15 August 2012
The publication focuses on deaths and hospitalisations in 2010 and also contains time-trend analyses of suicide deaths from 1948 and intentional self-harm hospitalisations from 1996.
- A total of 522 people died by suicide in New Zealand in 2010.
- This equates to 11.5 deaths per 100,000 population (age-standardised).
- The 2010 suicide rate was 23.6% below the peak rate in 1998.
- There were 380 male suicide deaths (17.0 deaths per 100,000 male population, age-standardised) in 2010.
- There were 142 female suicide deaths (6.4 deaths per 100,000 female population, age-standardised) in 2010.
- The 2010 male suicide rate was 28.9% below the peak rate in 1995.
- The female suicide rate has remained relatively stable since 1948, when records began.
- The ratio of male to female suicide death rate was 2.7:1 in 2010.
Youth (15–24 years)
- In 2010 the youth suicide rate was 17.7 deaths per 100,000 people aged 15–24.
- There were 78 male youth suicide deaths (23.8 per 100,000 population) and 35 female youth suicide deaths (11.3 per 100,000 population).
- Overall, the youth suicide rate has declined by 38.3% since the peak rate in 1995.
- The Māori youth suicide rate was 35.3 per 100,000 Māori youth population: more than 2.5 times higher than that of non-Māori youth (13.4 per 100,000).
- In 2010 the total suicide rate for adults aged 25–44 was 16.3 per 100,000 population. Male rates were 29.6% lower than the peak rates in 1997; female rates showed no obvious change between 1948 (when records began) and 2010.
- The total suicide rate for adults aged 45–64 was 14.2 per 100,000 population. Rates appear to have trended upwards between 2001 and 2010.
- Adults aged 65 and over had the lowest suicide rate (9.7 per 100.000 population). Between 1950 (the peak rate) and 2010 the rate for this group fell by 66.7%.
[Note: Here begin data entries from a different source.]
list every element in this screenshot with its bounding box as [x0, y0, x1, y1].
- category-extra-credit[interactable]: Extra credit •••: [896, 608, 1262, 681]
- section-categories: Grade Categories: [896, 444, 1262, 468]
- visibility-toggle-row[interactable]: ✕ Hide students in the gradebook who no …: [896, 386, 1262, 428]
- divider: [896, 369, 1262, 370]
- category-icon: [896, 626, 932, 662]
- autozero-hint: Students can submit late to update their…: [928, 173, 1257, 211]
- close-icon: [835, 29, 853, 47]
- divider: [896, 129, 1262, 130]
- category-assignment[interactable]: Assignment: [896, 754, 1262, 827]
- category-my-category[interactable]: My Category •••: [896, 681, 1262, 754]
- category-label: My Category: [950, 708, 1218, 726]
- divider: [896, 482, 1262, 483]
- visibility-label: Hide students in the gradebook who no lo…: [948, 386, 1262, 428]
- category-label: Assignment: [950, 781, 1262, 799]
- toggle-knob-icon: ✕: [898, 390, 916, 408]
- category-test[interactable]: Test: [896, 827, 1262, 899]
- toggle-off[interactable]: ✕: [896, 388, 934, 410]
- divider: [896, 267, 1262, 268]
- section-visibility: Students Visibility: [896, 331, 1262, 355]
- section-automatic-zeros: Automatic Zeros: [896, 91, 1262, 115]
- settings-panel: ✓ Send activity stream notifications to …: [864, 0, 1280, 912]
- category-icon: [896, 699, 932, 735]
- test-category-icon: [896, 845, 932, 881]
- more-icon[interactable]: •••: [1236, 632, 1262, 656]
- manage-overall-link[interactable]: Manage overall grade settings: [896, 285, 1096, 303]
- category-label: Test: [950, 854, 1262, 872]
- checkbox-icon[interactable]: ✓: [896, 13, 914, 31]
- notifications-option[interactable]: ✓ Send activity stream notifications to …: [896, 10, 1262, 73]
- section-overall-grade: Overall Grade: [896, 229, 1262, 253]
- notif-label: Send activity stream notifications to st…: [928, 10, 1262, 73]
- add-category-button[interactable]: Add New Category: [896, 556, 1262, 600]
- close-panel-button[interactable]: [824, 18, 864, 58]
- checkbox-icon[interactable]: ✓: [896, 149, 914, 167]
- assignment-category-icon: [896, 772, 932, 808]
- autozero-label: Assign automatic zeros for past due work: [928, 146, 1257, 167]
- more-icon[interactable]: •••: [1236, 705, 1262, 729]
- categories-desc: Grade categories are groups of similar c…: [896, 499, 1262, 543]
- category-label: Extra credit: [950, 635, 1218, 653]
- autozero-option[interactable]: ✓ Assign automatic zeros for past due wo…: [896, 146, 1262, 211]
- There were 104 Māori suicide deaths in 2010. This represents an age-standardised rate of 16.0 per 100,000 Māori population.
- There were 10.4 non-Māori deaths per 100,000 population (age-standardised) in 2010.
- There were 21 suicide deaths among Pacific peoples and 28 among Asian ethnic groups in 2010.
- There were 14.0 deaths per 100,000 population (age-standardised) in the most deprived areas and 10.7 deaths per 100,000 population (age-standardised) in the least deprived areas in 2010. This does not represent a significant difference.
- However, quintile 2 showed a significantly lower rate than quintile 5.
District health boards
- Over the five years 2006–2010, three DHB areas (Bay of Plenty, Tairawhiti and Southland) had significantly higher suicide rates than the total New Zealand rate.
- Waitemata, Auckland and Capital & Coast DHB areas had significantly lower suicide death rates than the country as a whole.
- There was a significantly higher rate of suicide in rural areas when compared with urban areas (10.8 deaths per 100,000 population in urban areas, compared to 15.9 in rural areas).
- The highest rates of rural suicide are seen in adults aged 25−44 years.
Intentional self-harm hospitalisations
- There were 2825 intentional self-harm hospitalisations in New Zealand in 2010, which equates to 66.0 hospitalisations per 100,000 population (age-standardised).
- Between 1996 (the first year of comparable data) and 2010 there was a decrease of 23.1% in rates of intentional self-harm hospitalisations.
- Male hospitalisations involving intentional self-harm decreased markedly (by 31.0%) between 1996 and 2010.
- Female hospitalisations decreased by 19.2% between 2001 (when the rate peaked) and 2010.
- The ratio of female self-harm hospitalisation rate to male was 1.9:1 in 2010.
- In 2010 males aged 20–24 had the highest rate of male self-harm hospitalisations (87.1 per 100,000).
- Females aged 15–19 had the highest rate of female self-harm hospitalisations (191.8 per 100,000).
Youth (15–24 years)
- The self-harm hospitalisation rate in males aged 15–24 years showed a significant downward movement of 46.0% between 1996 and 2010.
- The self-harm hospitalisation rate in females aged 15–24 years showed a downward movement of 28.3% in the same period.
- The age-standardised rate for Māori self-harm hospitalisations in 2010 was the highest since 2001 (83.6 per 100,000 Māori in 2010).
- The age-standardised rate for non-Māori self-harm hospitalisations dropped markedly (by 28.7%) between 1996 and 2010.
- The self-harm hospitalisation rates among the most deprived New Zealanders were more than twice those among the least deprived in 2010.
- For both males and females, the differences in self-harm hospitalisation rates between the least and most deprived were statistically significant in 2010.
- Wairarapa DHB had the highest age-standardised rate of self-harm hospitalisation in 2010.
- Auckland and Counties Manukau DHBs had the lowest age-standardised rates of self-harm hospitalisation in 2010.